Alternatively you can argue from a position-momentum perspective. The finite lens aperture puts a restriction on the location of a photon as it passes through. There is a corresponding uncertainty in momentum, which as we've seen is proportional to the velocity. The speed of light is the same in any given medium, so the uncertainty is found in the directional component of the velocity -- recall that velocity is a vector, with magnitude (speed) and direction -- and the smaller the aperture the greater the uncertainty in direction: the image smears out.
It should be clear now why raptors have such large eyes -- they need them to be able to resolve prey from altitude, to distinguish prey from background noise.
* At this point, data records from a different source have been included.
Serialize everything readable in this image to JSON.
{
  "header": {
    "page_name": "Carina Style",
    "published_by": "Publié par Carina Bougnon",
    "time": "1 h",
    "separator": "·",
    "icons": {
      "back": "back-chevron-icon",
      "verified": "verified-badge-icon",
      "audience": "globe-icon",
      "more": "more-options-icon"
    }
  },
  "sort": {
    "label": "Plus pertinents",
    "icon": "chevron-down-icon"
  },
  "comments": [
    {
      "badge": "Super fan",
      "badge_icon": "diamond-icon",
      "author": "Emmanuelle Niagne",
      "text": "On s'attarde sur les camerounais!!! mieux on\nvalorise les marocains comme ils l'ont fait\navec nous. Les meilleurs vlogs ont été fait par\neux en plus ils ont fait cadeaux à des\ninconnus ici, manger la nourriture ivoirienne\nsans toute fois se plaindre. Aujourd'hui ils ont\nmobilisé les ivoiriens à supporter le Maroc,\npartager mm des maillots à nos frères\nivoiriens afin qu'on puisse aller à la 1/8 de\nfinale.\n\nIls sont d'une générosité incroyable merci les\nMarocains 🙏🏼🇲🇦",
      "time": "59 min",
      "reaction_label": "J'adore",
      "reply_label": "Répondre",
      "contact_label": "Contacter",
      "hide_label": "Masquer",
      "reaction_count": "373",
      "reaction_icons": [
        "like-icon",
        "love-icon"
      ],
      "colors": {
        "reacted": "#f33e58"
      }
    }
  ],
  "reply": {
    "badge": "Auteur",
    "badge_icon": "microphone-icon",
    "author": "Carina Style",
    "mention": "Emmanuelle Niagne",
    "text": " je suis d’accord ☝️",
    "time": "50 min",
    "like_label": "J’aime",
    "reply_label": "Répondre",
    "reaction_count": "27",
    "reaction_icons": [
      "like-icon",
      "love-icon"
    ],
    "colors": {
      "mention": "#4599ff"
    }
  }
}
Raptor eyes also have a very high density of photoreceptors (rods) in the retina -- but that's only useful if the lens system has sufficient resolution to take advantage of that density. It would be a waste of resources to have have higher photoreceptor density than your lens can resolve. This is also why the pupils of raptor eyes are wide open even in bright sunlight -- that is necessary to maintain resolution. If the pupils constricted in bright light, as human pupils do, they would lose the ability to resolve detail at such high levels. How raptors aren't then blinded in full sun, as humans would be if they kept their pupils wide open, is a different question. But you'll have to ask a biologist about that, because I've no clue.
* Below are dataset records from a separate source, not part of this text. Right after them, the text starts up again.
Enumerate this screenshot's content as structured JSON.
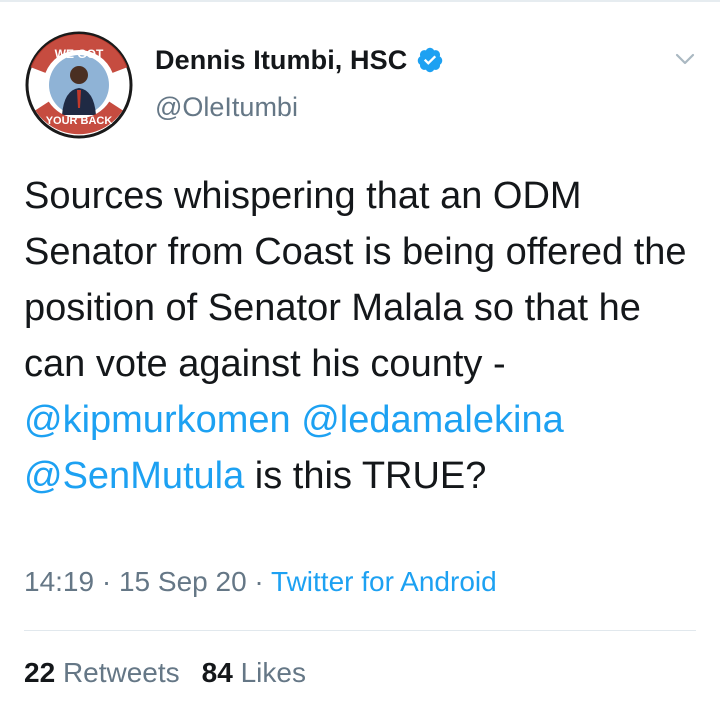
{
  "author": {
    "display_name": "Dennis Itumbi, HSC",
    "handle": "@OleItumbi",
    "verified": true,
    "avatar": {
      "badge_text_top": "WE GOT",
      "badge_text_bottom": "YOUR BACK",
      "ring_color": "#c0392b"
    }
  },
  "tweet": {
    "text_part1": "Sources whispering that an ODM Senator from Coast is being offered the position of Senator Malala so that he can vote against his county - ",
    "mention1": "@kipmurkomen",
    "mention2": "@ledamalekina",
    "mention3": "@SenMutula",
    "text_part2": " is this TRUE?"
  },
  "meta": {
    "time": "14:19",
    "separator": " · ",
    "date": "15 Sep 20",
    "source": "Twitter for Android"
  },
  "stats": {
    "retweets_count": "22",
    "retweets_label": "Retweets",
    "likes_count": "84",
    "likes_label": "Likes"
  },
  "colors": {
    "link": "#1da1f2",
    "secondary": "#657786",
    "primary_text": "#14171a",
    "verified": "#1da1f2"
  },
  "icons": {
    "verified": "verified-badge-icon",
    "caret": "chevron-down-icon"
  }
}
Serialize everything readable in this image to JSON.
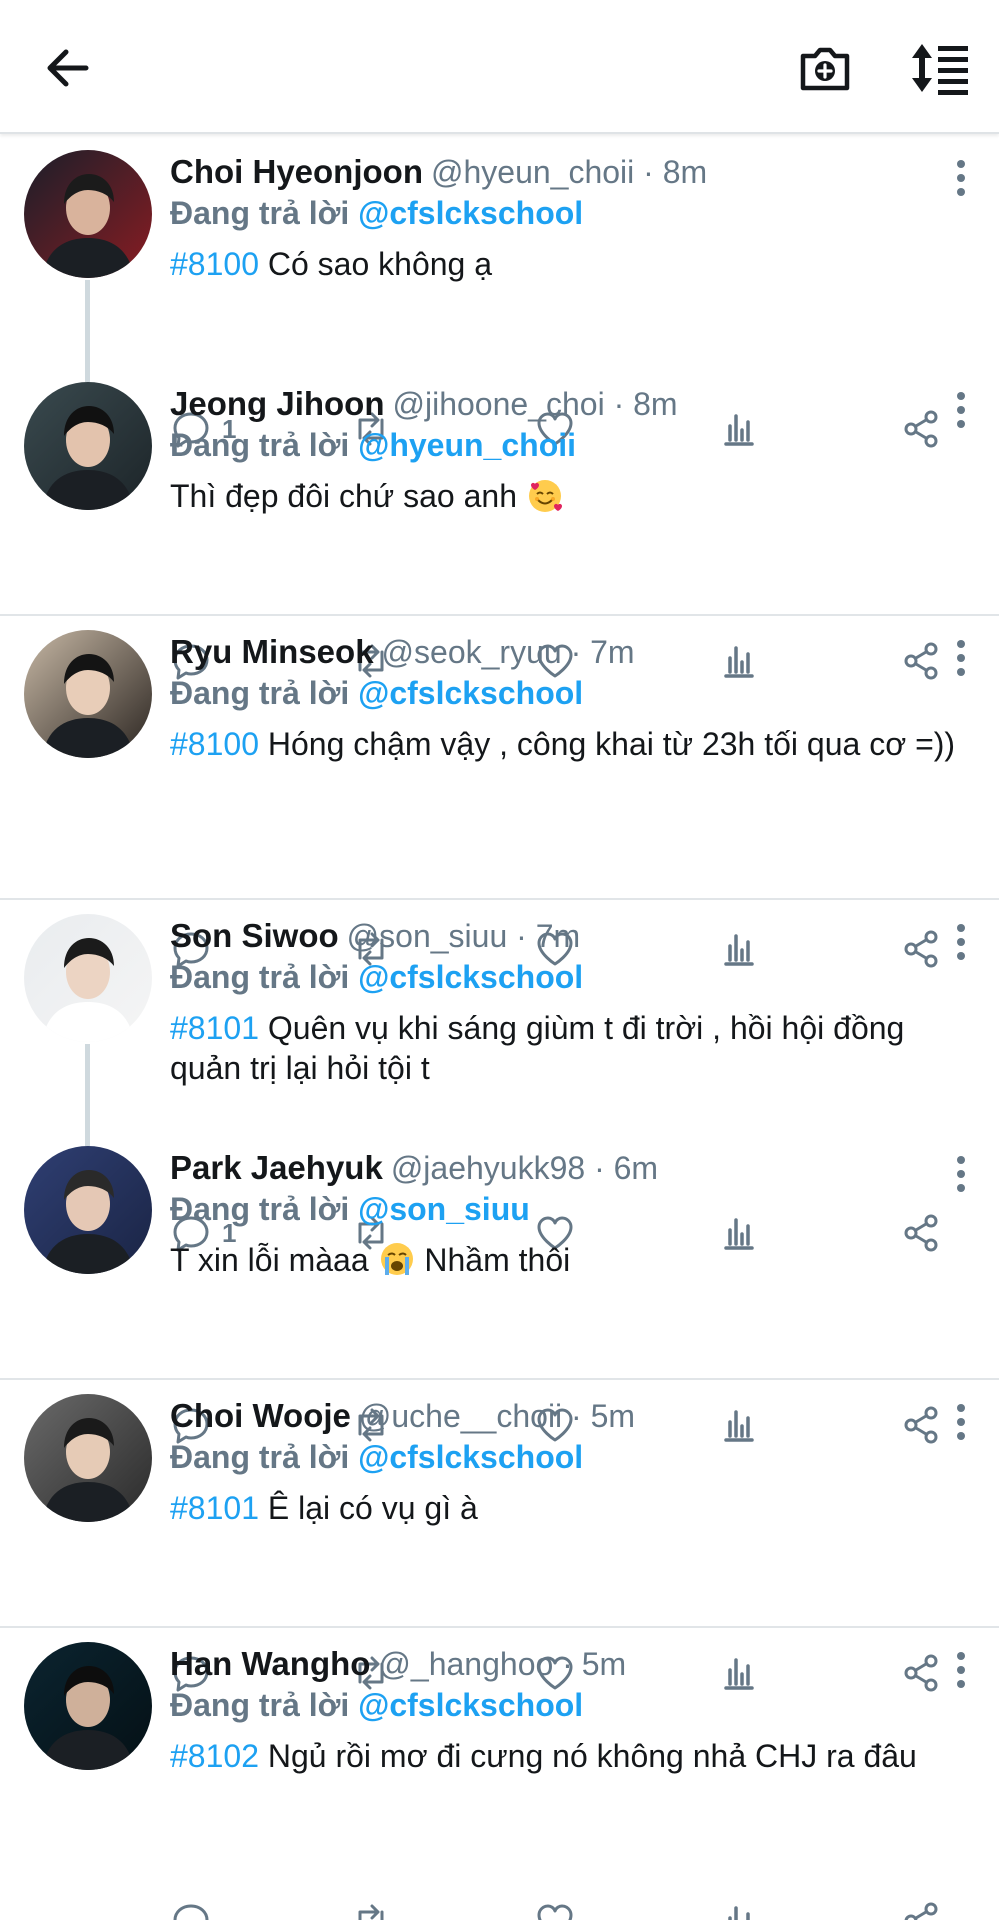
{
  "header": {
    "back_icon": "arrow-left-icon",
    "camera_icon": "camera-plus-icon",
    "sort_icon": "sort-list-icon"
  },
  "colors": {
    "accent": "#1da1f2",
    "muted": "#657786",
    "text": "#14171a",
    "divider": "#e1e5e8"
  },
  "tweets": [
    {
      "name": "Choi Hyeonjoon",
      "meta": "@hyeun_choii · 8m",
      "reply_prefix": "Đang trả lời ",
      "reply_to": "@cfslckschool",
      "tag": "#8100",
      "text": " Có sao không ạ",
      "reply_count": "1"
    },
    {
      "name": "Jeong Jihoon",
      "meta": "@jihoone_choi · 8m",
      "reply_prefix": "Đang trả lời ",
      "reply_to": "@hyeun_choii",
      "tag": "",
      "text": "Thì đẹp đôi chứ sao anh ",
      "emoji": "smiling-face-with-hearts",
      "reply_count": ""
    },
    {
      "name": "Ryu Minseok",
      "meta": "@seok_ryuu · 7m",
      "reply_prefix": "Đang trả lời ",
      "reply_to": "@cfslckschool",
      "tag": "#8100",
      "text": " Hóng chậm vậy , công khai từ 23h tối qua cơ =))",
      "reply_count": ""
    },
    {
      "name": "Son Siwoo",
      "meta": "@son_siuu · 7m",
      "reply_prefix": "Đang trả lời ",
      "reply_to": "@cfslckschool",
      "tag": "#8101",
      "text": " Quên vụ khi sáng giùm t đi trời , hồi hội đồng quản trị lại hỏi tội t",
      "reply_count": "1"
    },
    {
      "name": "Park Jaehyuk",
      "meta": "@jaehyukk98 · 6m",
      "reply_prefix": "Đang trả lời ",
      "reply_to": "@son_siuu",
      "tag": "",
      "text": "T xin lỗi màaa ",
      "emoji": "loudly-crying-face",
      "text_after": " Nhầm thôi",
      "reply_count": ""
    },
    {
      "name": "Choi Wooje",
      "meta": "@uche__choii · 5m",
      "reply_prefix": "Đang trả lời ",
      "reply_to": "@cfslckschool",
      "tag": "#8101",
      "text": " Ê lại có vụ gì à",
      "reply_count": ""
    },
    {
      "name": "Han Wangho",
      "meta": "@_hanghoo · 5m",
      "reply_prefix": "Đang trả lời ",
      "reply_to": "@cfslckschool",
      "tag": "#8102",
      "text": " Ngủ rồi mơ đi cưng nó không nhả CHJ ra đâu",
      "reply_count": ""
    }
  ]
}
It's not just raptors, either: the best eyesight in the world just might belong to giant and colossal squid, which have the largest eyes on the planet with lenses up to 90mm in diameter (the pupil would be somewhat smaller). No doubt they require such huge eyes for light gathering in the deep dark of the abyss. Perhaps there's an advantage to high resolution down there as well -- faint light sources that are well resolved are easier to see than faint smudges. But you'll have to ask a biologist about that, too.